With the treatment plan displayed on screen 58 of portable extender
device 20 (FIG. 2), she activates an icon to uplink diagnostic data
from IMD 76. Such data might include an ECG tracing, diagnostic
data, current IMD setting, chronic pressure or oxygen signal levels
from a heart failure monitor such as the Medtronic.RTM. Chronicle.TM.,
among others. The heart failure monitor may be as described in U.S.
patent application Ser. No. 09/809,915 "Heart Failure Quick
Look Summary for Patient Management Systems" filed Mar. 16,
2001 and incorporated herein by reference in its entirety. With
these data in hand, the nurse interviews patient 78, to determine
if/when the patient has experienced any untoward symptoms or complaints
related to IMD operation. These complaints, if present, can then
be matched against time-stamped diagnostic data to assist further
in any diagnostic findings.
Interviewing the patient 78, on the other hand, might bring to
light symptoms that are not related to IMD operation. In such cases,
the visiting nurse can turn her attention to acquiring physiologic
data 80, such as blood pressure measurements, eye examination, skin
irritation, among others. With all data in hand, the visiting nurse
will form a complete evaluation of the patient 82, along with any
questions she may wish to discuss with a physician or other medical
expert.
At this juncture, the visiting nurse may wish to contact an expert
86. But, before calling this physician or expert, she must uplink
any data to the network 84. These data must be simultaneously available
to the physician or other expert at the remote location to facilitate
discussion about the patient status and diagnosis. The support expert
88 will advise the nurse of any further steps to be taken. For example,
the nurse may have determined that a prescription may need to be
renewed. The physician expert 88 can write the prescription and
send it directly to the druggist. On the other hand, the expert
to be contacted 88 might be the druggist. The nurse could request
refills of various prescriptions.
If there is no need to contact a remote expert 86, the visiting
nurse might activate a forms icon to fill out any documentation
required for reimbursement or any other need. Upon completion of
any forms or notes, she would end visit 90. After consulting her
daily schedule, the nurse would determine whether this was her last
visit 92. If so, this would mark the end of her workday 96. If not,
she would activate the location download 72 that would give her
directions to her next patient. Upon arriving at her next visit,
she would follow the same workflow routine as discussed hereinabove.
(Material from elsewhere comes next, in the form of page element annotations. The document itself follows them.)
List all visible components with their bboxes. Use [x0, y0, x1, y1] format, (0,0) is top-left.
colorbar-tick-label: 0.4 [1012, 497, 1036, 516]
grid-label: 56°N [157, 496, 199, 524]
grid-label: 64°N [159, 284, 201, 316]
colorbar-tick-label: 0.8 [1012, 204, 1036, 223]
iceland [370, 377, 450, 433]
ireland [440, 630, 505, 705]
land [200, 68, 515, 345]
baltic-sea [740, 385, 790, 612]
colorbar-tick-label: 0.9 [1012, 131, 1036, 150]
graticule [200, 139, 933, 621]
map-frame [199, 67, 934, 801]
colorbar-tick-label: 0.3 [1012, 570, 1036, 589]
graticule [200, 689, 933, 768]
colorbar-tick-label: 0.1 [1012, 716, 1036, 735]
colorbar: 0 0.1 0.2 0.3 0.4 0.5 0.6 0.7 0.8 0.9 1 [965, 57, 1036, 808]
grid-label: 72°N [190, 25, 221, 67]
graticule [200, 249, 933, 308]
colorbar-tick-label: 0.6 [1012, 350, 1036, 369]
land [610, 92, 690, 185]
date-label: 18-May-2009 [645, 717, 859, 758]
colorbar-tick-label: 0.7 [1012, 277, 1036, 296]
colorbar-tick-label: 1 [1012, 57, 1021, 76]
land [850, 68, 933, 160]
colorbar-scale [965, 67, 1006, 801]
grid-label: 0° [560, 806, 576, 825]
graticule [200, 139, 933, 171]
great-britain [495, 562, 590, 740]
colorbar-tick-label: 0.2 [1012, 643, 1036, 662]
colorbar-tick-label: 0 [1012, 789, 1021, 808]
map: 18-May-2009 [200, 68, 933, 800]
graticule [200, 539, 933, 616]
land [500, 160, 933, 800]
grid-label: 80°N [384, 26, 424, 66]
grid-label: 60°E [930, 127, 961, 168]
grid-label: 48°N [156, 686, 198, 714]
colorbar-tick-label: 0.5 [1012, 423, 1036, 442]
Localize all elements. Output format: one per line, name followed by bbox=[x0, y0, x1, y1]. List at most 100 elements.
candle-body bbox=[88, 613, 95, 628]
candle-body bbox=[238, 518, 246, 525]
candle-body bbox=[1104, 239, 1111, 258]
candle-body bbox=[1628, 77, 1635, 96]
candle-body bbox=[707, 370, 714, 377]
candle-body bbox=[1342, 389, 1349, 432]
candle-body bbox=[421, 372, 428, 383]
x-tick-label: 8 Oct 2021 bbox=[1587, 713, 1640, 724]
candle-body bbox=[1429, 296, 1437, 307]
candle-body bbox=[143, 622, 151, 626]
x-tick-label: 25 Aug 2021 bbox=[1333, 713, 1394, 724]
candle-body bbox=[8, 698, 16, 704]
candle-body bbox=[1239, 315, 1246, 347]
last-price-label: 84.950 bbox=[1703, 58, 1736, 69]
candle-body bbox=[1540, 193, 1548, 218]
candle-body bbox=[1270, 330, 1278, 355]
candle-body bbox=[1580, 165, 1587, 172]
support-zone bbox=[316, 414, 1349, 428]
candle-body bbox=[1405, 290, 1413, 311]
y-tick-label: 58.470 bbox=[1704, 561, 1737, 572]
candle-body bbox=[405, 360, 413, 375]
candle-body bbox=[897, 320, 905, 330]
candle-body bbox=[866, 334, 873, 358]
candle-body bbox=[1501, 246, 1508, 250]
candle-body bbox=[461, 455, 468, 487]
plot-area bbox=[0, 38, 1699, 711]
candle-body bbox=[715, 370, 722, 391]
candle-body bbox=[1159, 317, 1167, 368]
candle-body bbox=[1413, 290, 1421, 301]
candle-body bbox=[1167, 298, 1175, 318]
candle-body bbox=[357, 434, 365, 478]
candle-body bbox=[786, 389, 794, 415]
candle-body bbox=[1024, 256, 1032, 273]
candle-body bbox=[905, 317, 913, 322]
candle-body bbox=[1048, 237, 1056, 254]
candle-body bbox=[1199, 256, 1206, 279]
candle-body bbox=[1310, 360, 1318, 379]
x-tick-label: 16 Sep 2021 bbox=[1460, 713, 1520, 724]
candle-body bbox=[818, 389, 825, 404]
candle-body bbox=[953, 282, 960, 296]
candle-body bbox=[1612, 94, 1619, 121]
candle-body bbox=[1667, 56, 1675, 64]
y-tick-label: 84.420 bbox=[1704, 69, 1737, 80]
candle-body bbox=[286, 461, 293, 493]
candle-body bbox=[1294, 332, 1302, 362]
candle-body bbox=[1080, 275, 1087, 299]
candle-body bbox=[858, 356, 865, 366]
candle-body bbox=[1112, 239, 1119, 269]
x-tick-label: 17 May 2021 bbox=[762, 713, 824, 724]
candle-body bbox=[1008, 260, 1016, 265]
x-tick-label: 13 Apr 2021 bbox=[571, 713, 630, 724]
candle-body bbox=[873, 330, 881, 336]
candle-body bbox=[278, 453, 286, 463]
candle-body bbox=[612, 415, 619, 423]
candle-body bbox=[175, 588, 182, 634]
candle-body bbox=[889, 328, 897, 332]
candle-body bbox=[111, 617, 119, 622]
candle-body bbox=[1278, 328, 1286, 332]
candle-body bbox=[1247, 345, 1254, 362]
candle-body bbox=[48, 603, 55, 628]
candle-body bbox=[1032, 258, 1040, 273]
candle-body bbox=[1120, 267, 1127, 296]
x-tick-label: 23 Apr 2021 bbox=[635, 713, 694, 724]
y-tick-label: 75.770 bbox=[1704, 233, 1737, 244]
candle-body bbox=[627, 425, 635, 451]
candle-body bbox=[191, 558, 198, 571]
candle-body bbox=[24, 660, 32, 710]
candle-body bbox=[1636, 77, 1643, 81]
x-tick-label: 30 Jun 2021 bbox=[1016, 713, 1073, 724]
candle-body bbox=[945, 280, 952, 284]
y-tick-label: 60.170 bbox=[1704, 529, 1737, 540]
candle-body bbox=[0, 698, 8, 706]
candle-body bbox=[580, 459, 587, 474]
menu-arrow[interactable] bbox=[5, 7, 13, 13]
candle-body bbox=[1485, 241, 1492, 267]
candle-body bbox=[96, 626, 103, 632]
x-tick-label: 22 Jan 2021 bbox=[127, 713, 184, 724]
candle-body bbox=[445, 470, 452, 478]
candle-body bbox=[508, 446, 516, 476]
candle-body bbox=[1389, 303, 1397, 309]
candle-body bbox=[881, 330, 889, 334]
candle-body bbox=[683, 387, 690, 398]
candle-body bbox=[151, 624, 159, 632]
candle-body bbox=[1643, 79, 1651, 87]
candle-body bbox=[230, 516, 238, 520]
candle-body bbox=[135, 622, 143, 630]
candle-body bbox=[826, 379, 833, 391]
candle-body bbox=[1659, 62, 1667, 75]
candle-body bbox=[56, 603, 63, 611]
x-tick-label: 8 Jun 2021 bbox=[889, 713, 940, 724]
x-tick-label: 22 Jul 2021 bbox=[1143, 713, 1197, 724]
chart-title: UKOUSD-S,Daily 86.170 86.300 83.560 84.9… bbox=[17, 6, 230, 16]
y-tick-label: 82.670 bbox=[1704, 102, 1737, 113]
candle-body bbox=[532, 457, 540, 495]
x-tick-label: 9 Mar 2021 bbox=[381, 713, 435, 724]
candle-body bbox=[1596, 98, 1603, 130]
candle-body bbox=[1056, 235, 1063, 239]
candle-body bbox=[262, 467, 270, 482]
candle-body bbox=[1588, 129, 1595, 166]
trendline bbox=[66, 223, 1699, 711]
The preceding specific embodiments are illustrative of the practice
of the invention. It is to be understood, therefore, that other
expedients known to those of skill in the art or disclosed herein
may be employed without departing from the invention or the scope
of the appended claim. It is therefore to be understood that the
invention may be practiced otherwise than is specifically described,
without departing from the scope of the present invention. As to
every element, it may be replaced by any one of infinite equivalent
alternatives, only some of which are disclosed in the specification.